As I look around me, it becomes clear that the practices of female circumcision, forced marriage, and various food taboos are not the major problems faced by the Gambian women. Yes, they anger me. And, yes these practices grab the headlines, especially in the west, but they are as nothing compared to the far more pressing forms of everyday oppression such as a lack of clean water, food and proper health facilities, illiteracy and drought.

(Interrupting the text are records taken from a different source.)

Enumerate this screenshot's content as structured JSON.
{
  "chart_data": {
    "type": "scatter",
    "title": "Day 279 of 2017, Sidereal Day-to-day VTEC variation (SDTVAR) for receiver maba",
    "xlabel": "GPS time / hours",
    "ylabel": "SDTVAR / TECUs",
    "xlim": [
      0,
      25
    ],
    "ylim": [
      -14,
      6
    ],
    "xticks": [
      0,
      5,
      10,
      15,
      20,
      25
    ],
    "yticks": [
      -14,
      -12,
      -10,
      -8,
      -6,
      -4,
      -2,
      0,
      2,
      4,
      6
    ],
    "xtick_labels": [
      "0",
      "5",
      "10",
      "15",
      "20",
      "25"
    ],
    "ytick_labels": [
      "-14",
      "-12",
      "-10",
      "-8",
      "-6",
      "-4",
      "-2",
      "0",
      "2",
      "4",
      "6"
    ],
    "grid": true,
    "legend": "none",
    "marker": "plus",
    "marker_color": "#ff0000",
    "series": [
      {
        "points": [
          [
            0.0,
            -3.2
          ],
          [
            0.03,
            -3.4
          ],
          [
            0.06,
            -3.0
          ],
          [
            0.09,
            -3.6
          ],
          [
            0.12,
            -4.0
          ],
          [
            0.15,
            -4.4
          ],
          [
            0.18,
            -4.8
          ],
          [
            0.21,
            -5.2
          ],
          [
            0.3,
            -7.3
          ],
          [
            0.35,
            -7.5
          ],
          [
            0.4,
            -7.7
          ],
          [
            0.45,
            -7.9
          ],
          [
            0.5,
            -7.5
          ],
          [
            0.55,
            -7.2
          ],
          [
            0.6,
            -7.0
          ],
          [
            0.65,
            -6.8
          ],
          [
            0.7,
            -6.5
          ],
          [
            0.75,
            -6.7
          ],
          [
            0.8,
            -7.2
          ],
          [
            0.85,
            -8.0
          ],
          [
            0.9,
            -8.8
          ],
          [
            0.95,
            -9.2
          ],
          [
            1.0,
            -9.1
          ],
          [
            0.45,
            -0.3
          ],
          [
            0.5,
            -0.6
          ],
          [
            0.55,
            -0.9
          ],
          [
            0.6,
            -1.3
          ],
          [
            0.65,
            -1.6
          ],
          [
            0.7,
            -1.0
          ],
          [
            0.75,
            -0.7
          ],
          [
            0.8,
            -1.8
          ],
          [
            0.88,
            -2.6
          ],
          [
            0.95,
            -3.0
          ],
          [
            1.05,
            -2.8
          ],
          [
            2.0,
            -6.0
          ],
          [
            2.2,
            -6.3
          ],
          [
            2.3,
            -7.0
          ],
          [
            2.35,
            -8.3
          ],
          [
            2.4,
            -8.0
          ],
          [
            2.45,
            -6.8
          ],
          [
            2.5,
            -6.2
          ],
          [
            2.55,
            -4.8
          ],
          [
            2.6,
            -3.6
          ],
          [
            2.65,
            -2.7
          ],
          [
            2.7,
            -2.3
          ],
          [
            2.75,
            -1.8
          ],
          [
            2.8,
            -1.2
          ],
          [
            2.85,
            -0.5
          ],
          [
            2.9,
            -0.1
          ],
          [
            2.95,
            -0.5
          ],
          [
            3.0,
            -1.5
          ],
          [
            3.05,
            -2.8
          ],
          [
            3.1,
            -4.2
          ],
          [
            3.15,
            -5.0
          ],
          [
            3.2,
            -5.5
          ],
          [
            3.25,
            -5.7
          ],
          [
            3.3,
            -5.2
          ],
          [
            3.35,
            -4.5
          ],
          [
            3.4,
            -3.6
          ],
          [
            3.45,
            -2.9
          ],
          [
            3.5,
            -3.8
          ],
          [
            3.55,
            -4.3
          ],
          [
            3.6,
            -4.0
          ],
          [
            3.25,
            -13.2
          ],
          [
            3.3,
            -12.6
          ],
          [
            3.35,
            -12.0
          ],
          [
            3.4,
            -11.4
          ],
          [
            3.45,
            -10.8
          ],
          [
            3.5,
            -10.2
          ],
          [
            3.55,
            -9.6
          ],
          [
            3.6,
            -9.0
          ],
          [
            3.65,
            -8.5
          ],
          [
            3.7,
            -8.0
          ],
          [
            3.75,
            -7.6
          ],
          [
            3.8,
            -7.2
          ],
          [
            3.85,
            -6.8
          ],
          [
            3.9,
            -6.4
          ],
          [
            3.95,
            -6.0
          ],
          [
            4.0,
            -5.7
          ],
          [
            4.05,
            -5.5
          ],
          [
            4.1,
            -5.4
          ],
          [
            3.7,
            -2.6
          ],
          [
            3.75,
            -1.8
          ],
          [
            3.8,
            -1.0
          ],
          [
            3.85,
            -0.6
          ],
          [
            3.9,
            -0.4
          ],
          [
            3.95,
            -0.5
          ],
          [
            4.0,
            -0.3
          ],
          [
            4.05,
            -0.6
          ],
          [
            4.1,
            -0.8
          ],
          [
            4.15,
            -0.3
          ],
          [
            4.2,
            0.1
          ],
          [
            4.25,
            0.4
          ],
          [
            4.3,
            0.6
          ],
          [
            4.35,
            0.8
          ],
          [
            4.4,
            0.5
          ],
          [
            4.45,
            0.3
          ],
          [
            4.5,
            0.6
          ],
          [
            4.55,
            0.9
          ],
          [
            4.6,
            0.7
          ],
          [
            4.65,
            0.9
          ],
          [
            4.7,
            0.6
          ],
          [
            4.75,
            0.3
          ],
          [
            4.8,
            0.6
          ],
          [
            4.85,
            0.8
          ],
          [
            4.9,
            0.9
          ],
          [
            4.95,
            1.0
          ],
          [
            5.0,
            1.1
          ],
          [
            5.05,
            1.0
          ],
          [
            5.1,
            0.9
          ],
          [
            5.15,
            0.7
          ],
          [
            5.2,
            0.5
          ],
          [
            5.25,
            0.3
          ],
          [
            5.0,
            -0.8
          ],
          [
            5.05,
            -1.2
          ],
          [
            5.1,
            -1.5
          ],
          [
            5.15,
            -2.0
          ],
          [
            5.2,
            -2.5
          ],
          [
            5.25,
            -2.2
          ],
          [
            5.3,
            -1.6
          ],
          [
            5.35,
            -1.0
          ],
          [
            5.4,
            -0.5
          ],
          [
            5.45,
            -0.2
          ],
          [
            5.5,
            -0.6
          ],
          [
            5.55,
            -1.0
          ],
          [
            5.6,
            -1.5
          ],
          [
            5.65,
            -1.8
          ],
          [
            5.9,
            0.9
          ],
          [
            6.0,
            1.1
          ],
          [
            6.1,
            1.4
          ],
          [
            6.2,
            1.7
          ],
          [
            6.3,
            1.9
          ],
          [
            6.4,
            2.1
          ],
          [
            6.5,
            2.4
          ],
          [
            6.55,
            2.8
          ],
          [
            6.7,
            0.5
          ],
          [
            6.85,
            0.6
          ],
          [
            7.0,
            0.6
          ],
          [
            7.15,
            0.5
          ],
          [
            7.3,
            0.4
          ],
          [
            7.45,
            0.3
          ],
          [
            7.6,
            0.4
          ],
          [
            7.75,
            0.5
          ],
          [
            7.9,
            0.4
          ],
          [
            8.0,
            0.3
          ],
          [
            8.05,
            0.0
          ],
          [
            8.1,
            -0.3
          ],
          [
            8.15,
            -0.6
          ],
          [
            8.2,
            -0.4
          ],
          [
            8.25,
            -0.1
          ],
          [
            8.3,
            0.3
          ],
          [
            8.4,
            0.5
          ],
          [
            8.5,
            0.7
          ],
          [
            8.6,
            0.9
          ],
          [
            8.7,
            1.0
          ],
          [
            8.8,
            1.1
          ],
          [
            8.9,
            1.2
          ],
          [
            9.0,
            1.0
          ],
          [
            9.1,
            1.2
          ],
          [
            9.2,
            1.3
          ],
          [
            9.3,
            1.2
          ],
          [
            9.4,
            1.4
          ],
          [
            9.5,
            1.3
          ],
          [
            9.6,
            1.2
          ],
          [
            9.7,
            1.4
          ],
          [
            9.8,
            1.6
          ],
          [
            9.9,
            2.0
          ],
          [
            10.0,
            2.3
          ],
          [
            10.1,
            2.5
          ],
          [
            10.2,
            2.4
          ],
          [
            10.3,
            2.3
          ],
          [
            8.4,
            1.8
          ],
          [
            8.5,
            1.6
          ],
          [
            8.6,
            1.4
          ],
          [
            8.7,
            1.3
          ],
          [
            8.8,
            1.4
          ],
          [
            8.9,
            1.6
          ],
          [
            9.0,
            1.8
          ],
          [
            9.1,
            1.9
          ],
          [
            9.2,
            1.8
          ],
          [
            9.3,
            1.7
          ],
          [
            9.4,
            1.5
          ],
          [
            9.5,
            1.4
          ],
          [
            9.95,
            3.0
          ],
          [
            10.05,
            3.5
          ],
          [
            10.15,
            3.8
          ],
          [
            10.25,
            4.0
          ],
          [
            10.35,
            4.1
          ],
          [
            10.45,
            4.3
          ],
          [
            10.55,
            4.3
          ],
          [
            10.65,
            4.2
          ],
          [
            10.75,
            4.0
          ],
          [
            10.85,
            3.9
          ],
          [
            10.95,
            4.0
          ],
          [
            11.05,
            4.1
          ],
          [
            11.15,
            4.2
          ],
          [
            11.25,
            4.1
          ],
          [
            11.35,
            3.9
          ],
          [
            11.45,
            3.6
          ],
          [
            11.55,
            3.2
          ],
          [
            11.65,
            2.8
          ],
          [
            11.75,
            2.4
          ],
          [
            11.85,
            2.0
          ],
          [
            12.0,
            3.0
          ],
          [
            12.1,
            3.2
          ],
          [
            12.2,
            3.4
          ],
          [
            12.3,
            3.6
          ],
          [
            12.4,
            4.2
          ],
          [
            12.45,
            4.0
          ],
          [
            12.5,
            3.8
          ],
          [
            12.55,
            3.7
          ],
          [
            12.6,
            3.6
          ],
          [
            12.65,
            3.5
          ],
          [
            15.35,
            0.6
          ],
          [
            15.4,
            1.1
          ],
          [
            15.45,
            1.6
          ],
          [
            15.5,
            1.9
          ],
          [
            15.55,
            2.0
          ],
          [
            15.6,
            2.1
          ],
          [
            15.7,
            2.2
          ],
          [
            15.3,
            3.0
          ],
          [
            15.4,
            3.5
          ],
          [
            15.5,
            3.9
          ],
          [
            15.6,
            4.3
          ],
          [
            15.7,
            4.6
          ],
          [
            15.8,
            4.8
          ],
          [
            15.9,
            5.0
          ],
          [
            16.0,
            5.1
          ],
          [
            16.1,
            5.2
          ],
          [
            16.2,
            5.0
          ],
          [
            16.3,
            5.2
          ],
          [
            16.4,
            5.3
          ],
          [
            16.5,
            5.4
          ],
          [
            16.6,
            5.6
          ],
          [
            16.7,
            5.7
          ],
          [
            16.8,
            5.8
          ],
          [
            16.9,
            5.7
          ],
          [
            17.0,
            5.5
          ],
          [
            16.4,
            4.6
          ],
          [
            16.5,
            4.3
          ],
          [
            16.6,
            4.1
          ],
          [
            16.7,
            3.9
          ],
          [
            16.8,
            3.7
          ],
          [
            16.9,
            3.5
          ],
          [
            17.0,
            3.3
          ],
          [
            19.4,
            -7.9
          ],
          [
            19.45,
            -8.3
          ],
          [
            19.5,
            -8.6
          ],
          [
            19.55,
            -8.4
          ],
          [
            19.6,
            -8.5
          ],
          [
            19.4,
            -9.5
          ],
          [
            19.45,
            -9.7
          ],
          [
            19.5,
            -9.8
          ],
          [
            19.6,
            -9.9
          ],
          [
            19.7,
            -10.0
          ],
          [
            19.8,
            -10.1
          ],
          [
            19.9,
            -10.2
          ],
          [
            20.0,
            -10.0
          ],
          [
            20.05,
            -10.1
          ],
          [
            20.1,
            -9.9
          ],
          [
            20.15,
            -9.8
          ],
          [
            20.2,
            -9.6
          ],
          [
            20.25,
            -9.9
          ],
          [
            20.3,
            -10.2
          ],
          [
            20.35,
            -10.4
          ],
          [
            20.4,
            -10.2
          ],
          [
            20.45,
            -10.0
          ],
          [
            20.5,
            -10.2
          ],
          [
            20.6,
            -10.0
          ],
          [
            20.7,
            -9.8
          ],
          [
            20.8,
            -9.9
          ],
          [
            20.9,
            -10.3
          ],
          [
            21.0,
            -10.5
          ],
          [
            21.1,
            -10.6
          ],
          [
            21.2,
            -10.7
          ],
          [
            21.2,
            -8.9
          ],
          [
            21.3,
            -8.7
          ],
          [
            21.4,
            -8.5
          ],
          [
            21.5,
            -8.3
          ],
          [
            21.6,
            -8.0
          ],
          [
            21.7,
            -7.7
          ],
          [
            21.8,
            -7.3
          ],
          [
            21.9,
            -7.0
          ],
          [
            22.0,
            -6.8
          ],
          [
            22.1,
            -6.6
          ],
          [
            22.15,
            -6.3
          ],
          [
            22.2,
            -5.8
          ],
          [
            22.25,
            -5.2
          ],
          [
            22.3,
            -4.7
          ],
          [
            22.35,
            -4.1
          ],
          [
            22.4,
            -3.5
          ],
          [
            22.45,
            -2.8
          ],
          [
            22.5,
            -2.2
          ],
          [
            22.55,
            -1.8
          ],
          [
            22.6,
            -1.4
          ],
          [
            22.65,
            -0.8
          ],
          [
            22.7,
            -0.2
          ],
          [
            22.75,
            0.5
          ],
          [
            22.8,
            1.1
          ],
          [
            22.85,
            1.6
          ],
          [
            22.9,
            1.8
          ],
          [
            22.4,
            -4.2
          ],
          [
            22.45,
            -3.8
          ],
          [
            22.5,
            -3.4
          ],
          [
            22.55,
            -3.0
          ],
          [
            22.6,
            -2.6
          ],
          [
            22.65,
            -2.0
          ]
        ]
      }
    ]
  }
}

Sitting on a stoop in the compound I try to recapture the time when I lived here. I remember screaming at Bintu and her younger brother Alhadji when they stunned weaverbirds with handmade catapults, snapped off their wings and roasted them, still breathing, over a small fire. I remember Ya collecting my daughter’s soiled disposable nappies from the trash bin, washing them, drying them on the line and wearing them on her head. I remember Bintu and her younger sister, Asanatou, searching through my scalp and squashing the nits between their thumbnails. I remember the women telling me that I must have a very poor husband because I never wore any jewellery. I remember Ya getting up at five o’clock every morning and throwing a bucket of water in front of the door to stop the evil spirits from entering the compound. I remembered taking care of a newborn colobus monkey for a month, carrying it with me everywhere. The children ran away whenever they saw it, never sure if it was a monkey or a djinn. I remember Ya sticking her dried-up nipples in any grandchild’s mouth when they cried and the child happily sucking away on the milkless teat. I remember Yasin beating her boys when they spilled food or slapping them if they talked while they ate. I remember plans being made for Asanatou’s circumcision so that she could become a full female by loosing part of her femaleness. Asanatou, standing in front of me now suckling her infant daughter who will soon be circumcised because ‘you loose less blood when you are small’.